A recent Dear Prudence advice column at Slate takes its title from the first question, written by a Sunday school teacher who feels no sympathy for victims of natural disasters — an interesting topic for atheist discussion in its own right. However, right now I’d rather talk about this letter which came a bit later.
Q. Two-Year-Old Marriage and Still a Virgin: I have a huge problem. I married my Mr. Absolutely Perfect two years ago, and we want to have kids in the near future. But I’m terrified of sex. It’s not that I was raped or molested as a child. I am from a conservative culture and my parents always taught me sex was disgusting and evil—but I can’t see how this is a problem, since all my five siblings were taught the same, and they have no problem changing this attitude after marriage! I feel like a horrible wife and I have tried to force myself to have sex several times, but each time I break into a sweat and begin to cry. My husband is more than patient about this and told me he will never do anything that makes me feel upset. I have tried therapy, but the therapist kept trying to discover some kind of childhood trauma that may have contributed, except there is none. My husband and I have no other marital problems, and I love kissing and cuddling. It’s just sex that terrifies me. Is there any hope for us?
Let’s see here. “The therapist kept trying to discover some kind of childhood trauma that may have contributed, except there is none.” I don’t doubt the writer when she says she wasn’t raped or molested … yet I can’t help but think that “my parents always taught me sex was disgusting and evil” should count for something in the trauma department.
Sex is a natural part of human biology, and there’s nothing inherently bad about it. There are of course some situations in which sexual acts might well be described as “disgusting” and/or “evil” — rape and molestation come to mind — but in general, it’s something that people really enjoy. When a child grows up thinking that their sexuality is a repulsive part of themselves to be repressed, they’re headed for a horrible puberty and stressful adulthood, struggling with guilt for being a typical human being. And imagine learning about “where babies come from” for the first time! To try to come to terms with the idea that you, and everyone you love, were created through this terrible, disgusting, evil act — that’s a trauma in itself.

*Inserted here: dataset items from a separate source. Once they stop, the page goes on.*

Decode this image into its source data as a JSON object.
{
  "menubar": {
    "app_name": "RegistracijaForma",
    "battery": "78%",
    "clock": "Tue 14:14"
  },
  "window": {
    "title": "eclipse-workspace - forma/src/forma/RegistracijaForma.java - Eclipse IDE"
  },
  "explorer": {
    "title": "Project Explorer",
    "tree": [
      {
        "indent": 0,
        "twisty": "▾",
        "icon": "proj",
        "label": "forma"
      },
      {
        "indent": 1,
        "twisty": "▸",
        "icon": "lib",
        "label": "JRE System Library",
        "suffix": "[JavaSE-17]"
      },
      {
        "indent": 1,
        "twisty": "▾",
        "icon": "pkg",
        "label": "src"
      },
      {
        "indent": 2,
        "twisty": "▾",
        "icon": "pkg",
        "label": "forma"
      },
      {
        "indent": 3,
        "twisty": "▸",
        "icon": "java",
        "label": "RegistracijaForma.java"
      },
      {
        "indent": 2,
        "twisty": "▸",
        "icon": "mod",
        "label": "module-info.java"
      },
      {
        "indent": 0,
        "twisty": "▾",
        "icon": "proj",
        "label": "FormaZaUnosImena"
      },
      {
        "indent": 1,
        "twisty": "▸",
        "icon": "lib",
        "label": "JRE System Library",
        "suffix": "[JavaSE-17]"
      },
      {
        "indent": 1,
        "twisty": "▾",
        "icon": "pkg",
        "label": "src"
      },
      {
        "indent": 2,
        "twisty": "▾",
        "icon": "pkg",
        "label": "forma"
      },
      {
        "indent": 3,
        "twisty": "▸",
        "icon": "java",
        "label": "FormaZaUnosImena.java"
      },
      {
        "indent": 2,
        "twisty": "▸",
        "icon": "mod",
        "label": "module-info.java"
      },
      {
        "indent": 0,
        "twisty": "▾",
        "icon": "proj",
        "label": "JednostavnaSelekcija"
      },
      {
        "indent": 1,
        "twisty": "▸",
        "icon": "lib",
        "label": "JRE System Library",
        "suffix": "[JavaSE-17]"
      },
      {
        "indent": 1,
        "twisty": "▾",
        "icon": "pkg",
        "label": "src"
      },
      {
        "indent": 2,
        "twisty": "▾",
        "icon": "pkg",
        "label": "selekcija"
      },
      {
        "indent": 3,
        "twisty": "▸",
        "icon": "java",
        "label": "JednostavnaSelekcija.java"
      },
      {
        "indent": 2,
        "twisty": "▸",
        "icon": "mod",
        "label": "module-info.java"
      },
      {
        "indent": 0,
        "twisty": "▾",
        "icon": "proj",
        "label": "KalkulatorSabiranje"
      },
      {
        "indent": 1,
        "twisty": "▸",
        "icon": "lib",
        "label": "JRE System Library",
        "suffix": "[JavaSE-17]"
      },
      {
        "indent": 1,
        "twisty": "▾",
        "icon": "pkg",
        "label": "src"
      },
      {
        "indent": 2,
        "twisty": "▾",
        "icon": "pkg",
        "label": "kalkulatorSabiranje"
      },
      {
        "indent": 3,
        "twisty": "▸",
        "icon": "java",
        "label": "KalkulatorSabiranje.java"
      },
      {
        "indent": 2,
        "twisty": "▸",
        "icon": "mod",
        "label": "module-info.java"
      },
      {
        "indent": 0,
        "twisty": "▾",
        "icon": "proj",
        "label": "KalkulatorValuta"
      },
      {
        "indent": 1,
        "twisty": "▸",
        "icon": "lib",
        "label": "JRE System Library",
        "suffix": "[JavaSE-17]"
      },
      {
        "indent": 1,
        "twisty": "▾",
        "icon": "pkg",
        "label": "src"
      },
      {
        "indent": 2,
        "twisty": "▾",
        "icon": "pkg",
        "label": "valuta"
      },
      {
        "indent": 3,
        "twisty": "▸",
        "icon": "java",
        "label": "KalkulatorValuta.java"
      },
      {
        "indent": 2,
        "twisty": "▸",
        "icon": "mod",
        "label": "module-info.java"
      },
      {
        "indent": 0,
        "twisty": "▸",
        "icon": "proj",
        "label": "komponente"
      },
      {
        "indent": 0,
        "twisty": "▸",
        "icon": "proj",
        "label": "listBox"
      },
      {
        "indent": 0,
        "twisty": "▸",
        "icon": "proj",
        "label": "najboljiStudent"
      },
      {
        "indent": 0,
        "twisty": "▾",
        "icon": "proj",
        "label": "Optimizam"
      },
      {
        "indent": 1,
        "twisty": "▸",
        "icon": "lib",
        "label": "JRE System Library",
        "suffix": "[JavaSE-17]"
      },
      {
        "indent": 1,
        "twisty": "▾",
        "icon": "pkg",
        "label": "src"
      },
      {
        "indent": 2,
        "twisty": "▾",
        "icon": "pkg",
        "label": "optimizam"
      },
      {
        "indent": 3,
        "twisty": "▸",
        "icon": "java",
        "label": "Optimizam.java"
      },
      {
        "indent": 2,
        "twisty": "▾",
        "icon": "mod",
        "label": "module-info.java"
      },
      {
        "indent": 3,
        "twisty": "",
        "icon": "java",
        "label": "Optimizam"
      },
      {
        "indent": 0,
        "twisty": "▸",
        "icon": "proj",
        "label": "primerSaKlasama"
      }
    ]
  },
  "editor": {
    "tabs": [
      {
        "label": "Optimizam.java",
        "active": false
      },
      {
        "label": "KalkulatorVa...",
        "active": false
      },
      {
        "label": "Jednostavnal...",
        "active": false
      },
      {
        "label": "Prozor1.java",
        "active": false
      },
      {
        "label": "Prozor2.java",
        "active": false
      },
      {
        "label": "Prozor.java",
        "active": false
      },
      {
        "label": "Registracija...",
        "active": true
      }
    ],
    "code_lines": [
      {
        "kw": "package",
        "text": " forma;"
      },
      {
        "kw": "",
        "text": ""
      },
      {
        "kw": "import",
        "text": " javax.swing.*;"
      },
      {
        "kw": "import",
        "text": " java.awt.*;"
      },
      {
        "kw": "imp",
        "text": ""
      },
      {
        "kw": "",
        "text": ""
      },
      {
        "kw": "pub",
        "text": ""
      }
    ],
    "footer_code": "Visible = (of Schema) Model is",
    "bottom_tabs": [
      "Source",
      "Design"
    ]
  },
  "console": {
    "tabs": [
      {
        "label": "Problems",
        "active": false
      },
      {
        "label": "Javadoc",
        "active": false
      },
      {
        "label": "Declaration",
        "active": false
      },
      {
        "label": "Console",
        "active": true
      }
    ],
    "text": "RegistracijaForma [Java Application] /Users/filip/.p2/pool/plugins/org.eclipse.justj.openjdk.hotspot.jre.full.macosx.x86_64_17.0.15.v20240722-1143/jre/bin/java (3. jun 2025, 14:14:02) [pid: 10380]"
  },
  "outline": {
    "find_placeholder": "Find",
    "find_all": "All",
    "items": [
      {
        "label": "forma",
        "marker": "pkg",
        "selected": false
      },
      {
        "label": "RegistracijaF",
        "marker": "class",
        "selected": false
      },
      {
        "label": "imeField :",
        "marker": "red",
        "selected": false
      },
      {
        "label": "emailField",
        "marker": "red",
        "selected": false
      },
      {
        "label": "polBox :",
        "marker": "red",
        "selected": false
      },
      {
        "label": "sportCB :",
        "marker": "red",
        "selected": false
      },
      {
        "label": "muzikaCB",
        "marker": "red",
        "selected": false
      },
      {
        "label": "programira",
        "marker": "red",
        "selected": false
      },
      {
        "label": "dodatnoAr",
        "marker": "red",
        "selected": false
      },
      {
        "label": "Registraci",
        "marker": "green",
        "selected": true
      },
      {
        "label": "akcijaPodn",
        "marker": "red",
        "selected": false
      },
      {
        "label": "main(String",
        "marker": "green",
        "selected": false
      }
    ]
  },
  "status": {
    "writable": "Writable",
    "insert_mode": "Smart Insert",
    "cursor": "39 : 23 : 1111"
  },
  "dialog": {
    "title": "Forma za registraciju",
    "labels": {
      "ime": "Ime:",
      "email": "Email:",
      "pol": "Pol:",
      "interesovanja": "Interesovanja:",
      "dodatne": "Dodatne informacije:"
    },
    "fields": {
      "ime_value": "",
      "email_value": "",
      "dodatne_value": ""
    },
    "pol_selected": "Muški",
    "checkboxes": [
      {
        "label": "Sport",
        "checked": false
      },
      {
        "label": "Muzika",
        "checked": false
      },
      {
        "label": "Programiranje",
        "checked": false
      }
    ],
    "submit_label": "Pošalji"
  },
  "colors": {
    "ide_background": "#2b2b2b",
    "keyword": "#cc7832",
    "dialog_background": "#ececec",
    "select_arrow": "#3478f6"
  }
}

Here’s Emily Yoffe’s reply.
A: Contact sex therapist Joyce Penner at Passionate Commitment www.passionatecommitment.com, who treats couples from a Christian perspective. One of Penner’s specialties is unconsummated marriages. Searching for a childhood trauma as the key to unlock you has gotten you to your second anniversary with your virginity intact. As a couple, you need a positive physical and psychological approach so you can fully participate in the joys of marriage. This isn’t going to be an instant fix, but that you want things to be different, and that you have a loving, patient husband means that with some work you surely will get there.
The writer doesn’t actually say that she’s a Christian — just “from a conservative culture” — but it’s not a bad guess given the context. At any rate, much of this applies just as well to other conservative religions and ideologies.
Every so often you hear those crazy stories about some religious couple that can’t figure out why they’re not getting pregnant, or something like that. That this is ever a problem isn’t so surprising to me. But here’s a Christian therapist who specializes in unconsummated marriages. You don’t specialize in a problem that comes up maybe once a decade in a “weird news” column. This isn’t exactly a common problem, but it’s still apparently a real thing.
Some atheists argue that religious indoctrination itself is a form of child abuse. I don’t know if I’m willing to go quite that far, but stories like this one certainly highlight the arguments in favor of that charge. I wish this woman all the best as she works through this issue (and I commend her husband on his patience and understanding!), and I hope all of this prompts her to consider what other misguided lessons her parents might have been teaching.